Once more the Foley poetry contest has run its three-month course, a thin flow of entries during most of that time but a veritable spate (about 400 poems) in the final week. As judge, along with William Rewak, S.J., of Loyola Marymount University, and Professor Claudia MonPere McIsaac, of Santa Clara University, I welcomed submissions from faraway places, including Goa and Andhra Pradesh in India, Sint Marten (Netherlands Antilles) and Antigua in the Caribbean, Yangon in Myanmar and Kibbutz Kramin in Israel.
I like to harvest striking lines or expressions. Kathy Arens tries to pair off the opposing forces, chaos and faith, with her title “Random Purpose.” The Rev. Stephen B. Perzan, a priest from Philadelphia in his 60th year at the altar, finds himself “looking down the aisle of life.” Bradford Manderfield calls the stop sign at an intersection “the icon of obedience.” One of many religious sisters, Jeanne Morin, S.N.J.M., celebrating “the gentle curve of Mother Earth,” informs us it is called “The Compassionate Curve.” I was happy to learn that. Another sister, Jerilyn Hunihan, A.S.C.J., a counselor to prisoners detained and awaiting sentence, writes of “the risen ones behind bars.”
The poems in this yearly cascade keep reminding me how precious life is. They are full of grief shared, outrage vented, memories cherished and piety outpoured. The sun does not shine evenly in all. Paul Poskozim, considering “dark shadows of the mind,” calls them “brain waves crashing on the shores of time.” Anna Rebecca Wood says of all the acrimony today: “Gnashing of teeth turns national creed.” Monty Joynes, a veteran of past wars, muses on the enlistment for present combat: “Boys will again/ experience a ruthlessness they/ cannot anticipate and/ killing and death will change them.” L. E. Bryan, writing of Vietnam in 1966, remembers “smoking till we were high enough to be at peace with war.”
Kenneth Stier Jr., in “Loons,” addresses “your lonely wails, your banshee cries/ your joyous in-flight tremolos” and concludes, “You are a metaphor of me.” In her poem “If Only,” 10-year-old Courtney Bogani offers us this stanza: “If I could only have the talent/ To make people smile when they are ill/ I’d say, ‘Today will be amazing.’/ And then I would make them food fresh off the grill.” Good start! A retired bishop, Sylvester Ryan of Monterey, serves up “a thought”: “When Jesus offered a drink of living water/ to the woman at the well,/ was it more a torrent he had in mind/ sweeping her away toward/ fathoms of mercy/ where she could just—plunge?”
What concerns me in any poem is the quality of imagination and distinction of wording, of course, but also the question, Will it have some recognizable pace?
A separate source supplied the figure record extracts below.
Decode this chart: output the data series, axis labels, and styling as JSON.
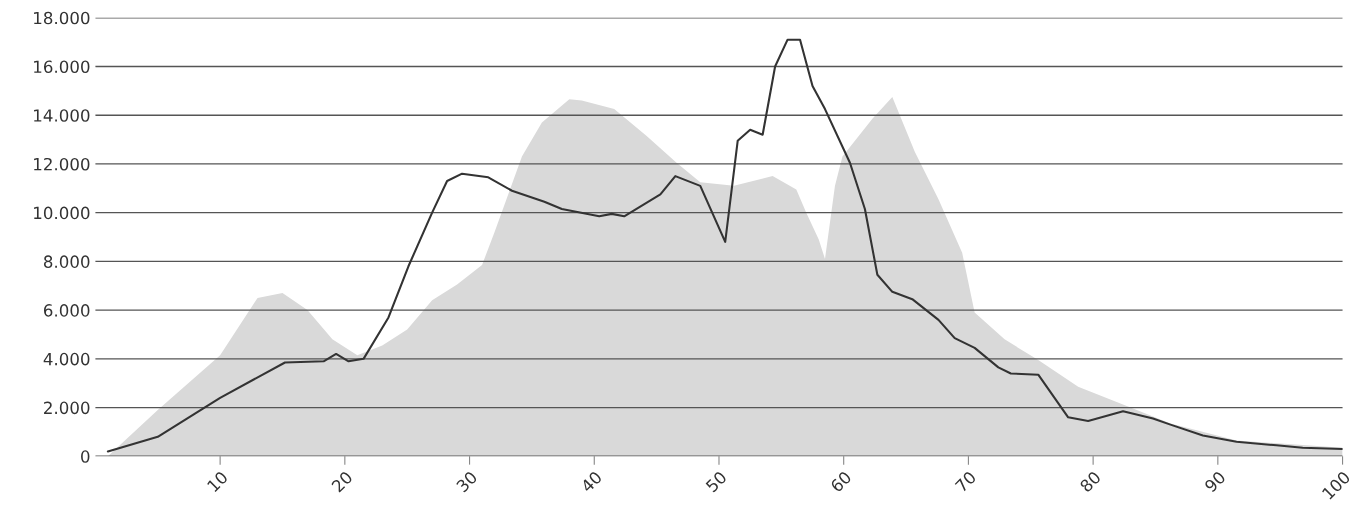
{
  "chart_data": {
    "type": "area",
    "series": [
      {
        "color": "#d9d9d9",
        "x": [
          1,
          5,
          10,
          13,
          15,
          17,
          19,
          21,
          23,
          25,
          27,
          29,
          31,
          32,
          34.2,
          35.8,
          38,
          39,
          41.6,
          44.2,
          46.6,
          48.5,
          51.2,
          54.3,
          56.2,
          57,
          58,
          58.5,
          59.3,
          59.9,
          62.3,
          63.9,
          65.7,
          67.6,
          69.5,
          70.5,
          72.9,
          75.6,
          78.8,
          83,
          86.2,
          91.5,
          100
        ],
        "values": [
          0,
          1900,
          4150,
          6500,
          6700,
          6000,
          4800,
          4150,
          4550,
          5200,
          6400,
          7050,
          7850,
          9200,
          12300,
          13700,
          14650,
          14600,
          14250,
          13150,
          12050,
          11250,
          11100,
          11500,
          10950,
          10000,
          8900,
          8100,
          11100,
          12300,
          13850,
          14750,
          12500,
          10550,
          8350,
          5900,
          4800,
          3950,
          2850,
          2000,
          1350,
          650,
          350
        ]
      },
      {
        "type": "line",
        "color": "#333333",
        "x": [
          1,
          5,
          10,
          15.2,
          18.3,
          19.3,
          20.3,
          21.5,
          23.5,
          25.1,
          27,
          28.2,
          29.4,
          31.5,
          33.4,
          36,
          37.4,
          40.4,
          41.4,
          42.4,
          45.3,
          46.5,
          48.5,
          50.5,
          51.5,
          52.5,
          53.5,
          54.5,
          55.5,
          56.5,
          57.5,
          58.5,
          60.5,
          61.7,
          62.7,
          63.9,
          65.5,
          67.6,
          68.9,
          70.5,
          72.4,
          73.4,
          75.6,
          78,
          79.6,
          82.4,
          84.8,
          86.2,
          88.8,
          91.5,
          94.7,
          96.8,
          100
        ],
        "values": [
          200,
          800,
          2400,
          3850,
          3900,
          4200,
          3900,
          4000,
          5700,
          7800,
          10000,
          11300,
          11600,
          11450,
          10900,
          10450,
          10150,
          9850,
          9950,
          9850,
          10750,
          11500,
          11100,
          8800,
          12950,
          13400,
          13200,
          16000,
          17100,
          17100,
          15200,
          14250,
          12050,
          10150,
          7450,
          6750,
          6450,
          5600,
          4850,
          4450,
          3650,
          3400,
          3350,
          1600,
          1450,
          1850,
          1550,
          1300,
          850,
          600,
          450,
          350,
          300
        ]
      }
    ],
    "xlim": [
      0,
      100
    ],
    "xticks": [
      10,
      20,
      30,
      40,
      50,
      60,
      70,
      80,
      90,
      100
    ],
    "ylim": [
      0,
      18000
    ],
    "yticks": [
      0,
      {
        "value": 2000,
        "label": "2.000"
      },
      {
        "value": 4000,
        "label": "4.000"
      },
      {
        "value": 6000,
        "label": "6.000"
      },
      {
        "value": 8000,
        "label": "8.000"
      },
      {
        "value": 10000,
        "label": "10.000"
      },
      {
        "value": 12000,
        "label": "12.000"
      },
      {
        "value": 14000,
        "label": "14.000"
      },
      {
        "value": 16000,
        "label": "16.000"
      },
      {
        "value": 18000,
        "label": "18.000"
      }
    ],
    "grid": "y"
  }
}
By this I mean rhythm, or linkage of sounds, i.e., music of its own. I find much fine writing in the Foley poems—profiles, stories, vivid memories, commentary. I just wish more of them would somehow sing.
Helen Vendler, editor of The Harvard Book of Contemporary American Poetry (1985), reminds us in her Introduction to that anthology that poetry, as distinct from prose, “pulls us up, even if gently, at the end of each line.” Poetry, she says, “insists on a spooling, a form of repetition, the reinscribing of a groove, the returning upon an orbit already traced.” This insight makes me regret the increasing resort of our poets to the centering command on the computer. The maneuver offers symmetry and makes for a neat look, but to my old-fashioned mind, it switches attention from the aural to the visual.
That being said, I conclude with this tiny and fine poem from the Foley cornucopia by Regina Widney of Contaro, Ariz.:
Sit with me, Martha
Table is cleared, dishes done
Sit with me awhile
Congratulations to our winner this year, Moira Linehan, and to the runners up whom we will publish in the course of the year—Maria Hummel, “Villanelle for the Children’s Ward”; Anne Bruner, “In the Light”; and M. B. Powell, “Of the Tibetan Lion Dog.” Because of high quality, final choices were difficult.